# Hardwire Bluray for Internet Access



## szeh (Aug 6, 2008)

I have a Samsung 6500 Blu-ray player that I can access the internet via my Linksys WRT54G wireless router. To increase download times I was thinking of running a cable from my router directly to my player to increase speed. At the moment the picture is acceptable and I don't have any buffer issues, but I figure if I want faster speeds with the possibility of HD content is should go with the hardwire.

Questions...which is the best wire to use for this applications and can I run up to 100' of wire without too much signal loss?

Thanks for any help, or suggestions with this.

Scott


----------



## eugovector (Sep 4, 2006)

You just want a standard cat5e or cat6 ethernet/networking cable. Try this: http://www.monoprice.com/products/p...=10208&cs_id=1020814&p_id=2164&seq=1&format=2


----------



## Jungle Jack (Jul 28, 2009)

szeh said:


> I have a Samsung 6500 Blu-ray player that I can access the internet via my Linksys WRT54G wireless router. To increase download times I was thinking of running a cable from my router directly to my player to increase speed. At the moment the picture is acceptable and I don't have any buffer issues, but I figure if I want faster speeds with the possibility of HD content is should go with the hardwire.
> 
> Questions...which is the best wire to use for this applications and can I run up to 100' of wire without too much signal loss?
> 
> ...


Scott,
Welcome to HTS. Much of Netflix is currently available HD in regards to their Streamed Content. I do think using an Ethernet Connection is stabler than using WiFi, but my Router and Modem are setup right next to my AVR and adjacent to my PS3, OPPO, and every other Component that is Networked. I have tried WiFi on both my PS3 and OPPO with Netflix just to compare and have never noticed a large difference.

Signal Loss is not as much of an issue with Etherent as it is with HDMI as by your Post I am guessing your Router is not adjacent to your BDP. I would still think that the shorter the Distance, the better. All of this being said, as you are not getting Rebuffering while viewing Netflix as it currently stands, I am not sure if you are going to notice a huge difference when hard wiring the Connection. Certainly could not hurt however. As for Brand of Cable, I have not read much about there being differences with Ethernet Cables, but am by no means a Computer Network Expert.
Cheers,
JJ


----------



## eugovector (Sep 4, 2006)

Even if you're not seeing re-buffering, it doesn't mean that you're getting the HQ possible from Netflix. That's the beauty of their adaptive streaming, they'll lower the bitrate to avoid interrupts from re-buffering, so while the video plays smoothly, it's not as high a bitrate as the HD stream.

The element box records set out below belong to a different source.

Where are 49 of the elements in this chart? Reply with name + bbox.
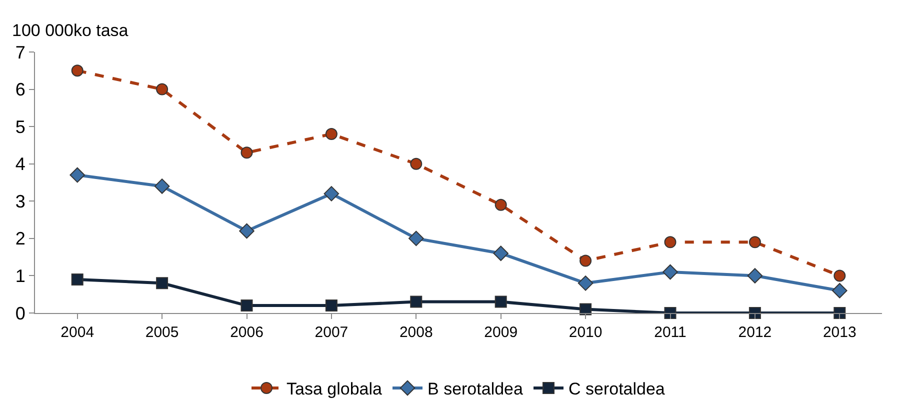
point (408, 230, 424, 246)
point (662, 264, 678, 280)
y-tick-label: 0 (15, 303, 26, 324)
x-tick-label: 2005 (145, 324, 179, 341)
point (834, 270, 846, 282)
y-tick-label: 3 (15, 191, 26, 212)
x-tick-label: 2012 (738, 324, 772, 341)
x-tick-label: 2007 (314, 324, 348, 341)
y-tick-label: 1 (15, 266, 26, 286)
point (240, 300, 253, 312)
x-tick-label: 2010 (568, 324, 602, 341)
point (578, 276, 594, 291)
point (239, 223, 254, 239)
x-tick-label: 2008 (399, 324, 433, 341)
point (580, 303, 592, 316)
point (325, 300, 338, 312)
point (493, 246, 508, 261)
point (410, 158, 422, 170)
x-tick-label: 2004 (60, 324, 94, 341)
point (154, 178, 170, 194)
point (70, 167, 85, 183)
point (494, 198, 507, 211)
x-tick-label: 2009 (484, 324, 518, 341)
y-axis-title: 100 000ko tasa (12, 21, 129, 40)
legend-label: Tasa globala (286, 380, 383, 399)
point (325, 128, 338, 140)
point (494, 296, 507, 308)
point (324, 186, 340, 202)
point (664, 236, 676, 248)
point (71, 64, 84, 77)
point (748, 236, 761, 248)
legend-label: B serotaldea (428, 380, 524, 399)
y-tick-label: 2 (15, 228, 26, 249)
point (410, 296, 422, 308)
point (71, 273, 84, 286)
point (747, 268, 763, 284)
x-tick-label: 2011 (654, 324, 686, 341)
y-tick-label: 7 (15, 42, 26, 62)
point (156, 277, 168, 290)
legend-label: C serotaldea (568, 380, 666, 399)
x-tick-label: 2006 (230, 324, 264, 341)
x-tick-label: 2013 (822, 324, 856, 341)
y-tick-label: 4 (15, 154, 26, 174)
point (156, 83, 168, 96)
y-tick-label: 5 (15, 116, 26, 137)
point (832, 282, 848, 298)
y-tick-label: 6 (15, 80, 26, 100)
point (240, 146, 253, 159)
point (580, 254, 592, 267)
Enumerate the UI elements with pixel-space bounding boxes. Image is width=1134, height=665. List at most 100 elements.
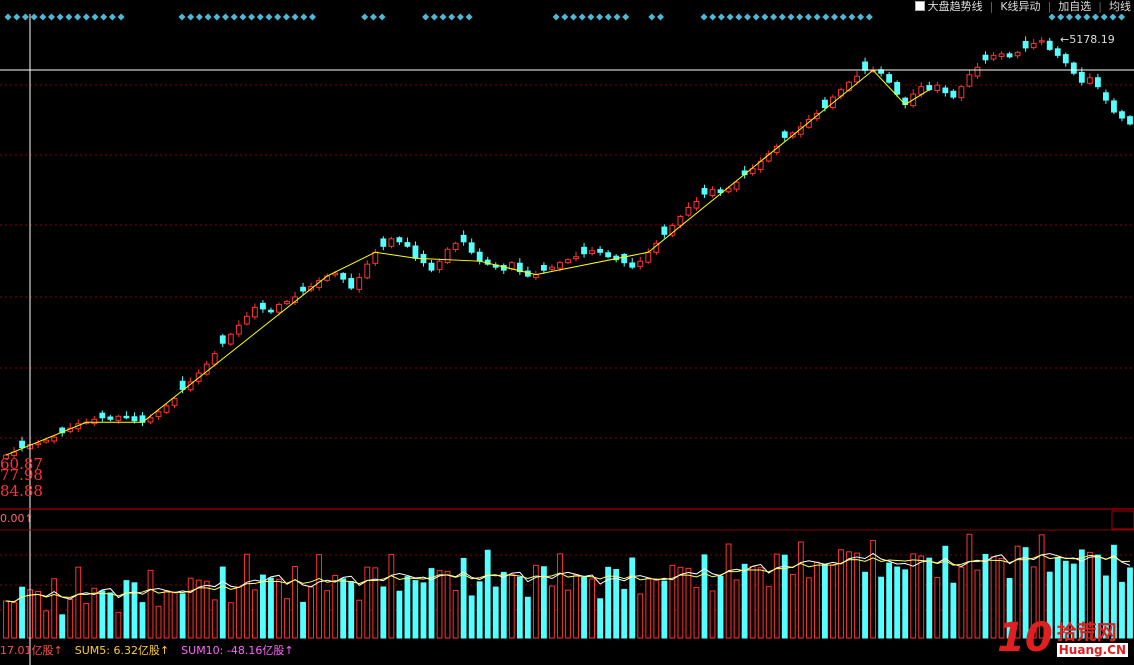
candle-body [573, 256, 579, 260]
signal-diamond [839, 13, 847, 21]
candle-body [661, 226, 668, 235]
volume-bar [1070, 563, 1077, 639]
signal-diamond [587, 13, 595, 21]
volume-bar [268, 577, 274, 639]
top-toolbar: 大盘趋势线 | K线异动 | 加自选 | 均线 [911, 0, 1134, 14]
kline-alert-button[interactable]: K线异动 [1000, 0, 1041, 13]
candle-body [1078, 71, 1085, 83]
toolbar-separator: | [989, 0, 994, 13]
candle-body [43, 439, 50, 443]
signal-diamond [1083, 13, 1091, 21]
volume-bar [516, 576, 523, 639]
volume-bar [621, 588, 628, 639]
candle-body [147, 417, 154, 423]
volume-bar [886, 562, 893, 639]
volume-bar [460, 557, 467, 639]
candle-body [597, 248, 604, 253]
signal-diamond [1048, 13, 1056, 21]
signal-diamond [369, 13, 377, 21]
signal-diamond [700, 13, 708, 21]
volume-bar [500, 571, 507, 639]
volume-bar [107, 592, 114, 639]
volume-bar [918, 555, 925, 639]
candle-body [541, 265, 547, 271]
candle-body [894, 81, 901, 95]
volume-bar [1119, 581, 1125, 639]
volume-bar [444, 570, 451, 639]
signal-diamond [770, 13, 778, 21]
signal-diamond-row [4, 13, 1126, 21]
candle-body [549, 266, 555, 270]
volume-bar [773, 553, 780, 639]
candle-body [452, 242, 459, 251]
volume-bar [789, 573, 796, 639]
trend-line-toggle[interactable]: 大盘趋势线 [912, 0, 986, 14]
signal-diamond [1057, 13, 1065, 21]
signal-diamond [813, 13, 821, 21]
checkbox-icon[interactable] [914, 1, 925, 11]
volume-bar [348, 581, 355, 639]
signal-diamond [552, 13, 560, 21]
candle-body [332, 272, 339, 276]
volume-bar [428, 568, 435, 639]
volume-bar [637, 593, 644, 639]
volume-bar [589, 578, 595, 639]
candle-body [19, 440, 25, 449]
signal-diamond [578, 13, 586, 21]
volume-bar [219, 566, 226, 639]
volume-bar [1127, 567, 1133, 639]
signal-diamond [178, 13, 186, 21]
signal-diamond [561, 13, 569, 21]
candle-body [765, 153, 772, 162]
volume-bar [613, 569, 620, 639]
signal-diamond [4, 13, 12, 21]
volume-bar [709, 590, 716, 639]
candle-body [862, 61, 868, 71]
volume-bar [805, 577, 812, 639]
candle-body [942, 87, 949, 94]
volume-bar [1062, 560, 1069, 639]
candle-body [179, 380, 186, 390]
volume-bar [59, 614, 66, 639]
candle-body [725, 187, 732, 193]
candle-body [990, 54, 997, 60]
candle-body [276, 303, 282, 313]
candle-body [1038, 40, 1045, 43]
candlestick-series [3, 36, 1133, 461]
candle-body [380, 238, 387, 247]
toolbar-separator: | [1047, 0, 1052, 13]
signal-diamond [596, 13, 604, 21]
signal-diamond [796, 13, 804, 21]
volume-bar [813, 561, 820, 639]
signal-diamond [857, 13, 865, 21]
candle-body [1006, 53, 1013, 58]
volume-bar [524, 596, 531, 639]
volume-bar [693, 586, 700, 639]
signal-diamond [439, 13, 447, 21]
volume-footer: 17.01亿股↑ SUM5: 6.32亿股↑ SUM10: -48.16亿股↑ [0, 642, 294, 658]
candle-body [974, 66, 981, 77]
volume-bar [1022, 547, 1029, 639]
volume-bar [878, 576, 885, 639]
ma-button[interactable]: 均线 [1109, 0, 1131, 13]
volume-bar [35, 590, 42, 639]
candle-body [773, 145, 780, 153]
candle-body [412, 245, 419, 259]
candle-body [91, 418, 98, 425]
signal-diamond [309, 13, 316, 21]
volume-bar [685, 567, 692, 639]
candle-body [516, 262, 523, 273]
candle-body [396, 237, 403, 243]
volume-bar [67, 598, 74, 639]
add-watchlist-button[interactable]: 加自选 [1058, 0, 1092, 13]
volume-header: 0.00↑ [0, 512, 34, 525]
ma-value-1: 60.87 [0, 455, 43, 473]
candle-body [557, 262, 563, 269]
candle-body [950, 90, 957, 98]
volume-bar [1094, 554, 1101, 639]
volume-bar [3, 600, 9, 639]
volume-bar [284, 598, 290, 639]
volume-bar [532, 564, 539, 639]
signal-diamond [831, 13, 838, 21]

On the PC, you can hit CTRL-SHIFT-ALT-S to display the current bitrate and to force a Higher Bitrate if you would like. I'm not sure if a similar feature exists for the Sam BR Player.


----------



## Jungle Jack (Jul 28, 2009)

Hello,
I should have mentioned the adaptive Bitrate that Netflix uses. Even with it, some with poor Connections do still experience Rebuffering especially during Peak Hours. As I have a pretty good Internet Connection and quality Router, my speeds both Ethernet and WiFi are quite fast. Regardless, I have never noticed a huge difference between Ethernet and WiFi on Netflix. Both do not hold a candle to Blu Ray, but the convenience is undeniable of Netflix
Cheers,
JJ


----------



## Highside (Jan 4, 2010)

There is a difference in speed, regardless of buffering. I went from 1.5Mb that buffered constantly, then to 7Mb that gave good results until Netflix couldn't keep up with the heavy demand. Then I went to 12Mb and had zero problems and a much higher rate of HD streaming. I then went back to 7Mb and although Netflix can keep up now, I'm noticing fewer HD signals, but without any buffering.

If picture quality is that important with streaming, go for the highest speed you can afford. If picture quality if EVERYTHING, wait for it on BD. If picture quality is as important as regular old TV like it is for us, since we don't have cable anymore, go with one step above the lowest speed just to avoid buffering.

I would wire with CAT6 just to try to future proof your house.

Rob


----------



## eugovector (Sep 4, 2006)

I'm getting Netflix HD on 5MB and Wireless B, and rarely have to force the bitrate. Just get yourself a good solid connect, wired or wireless, and you'll be fine.


----------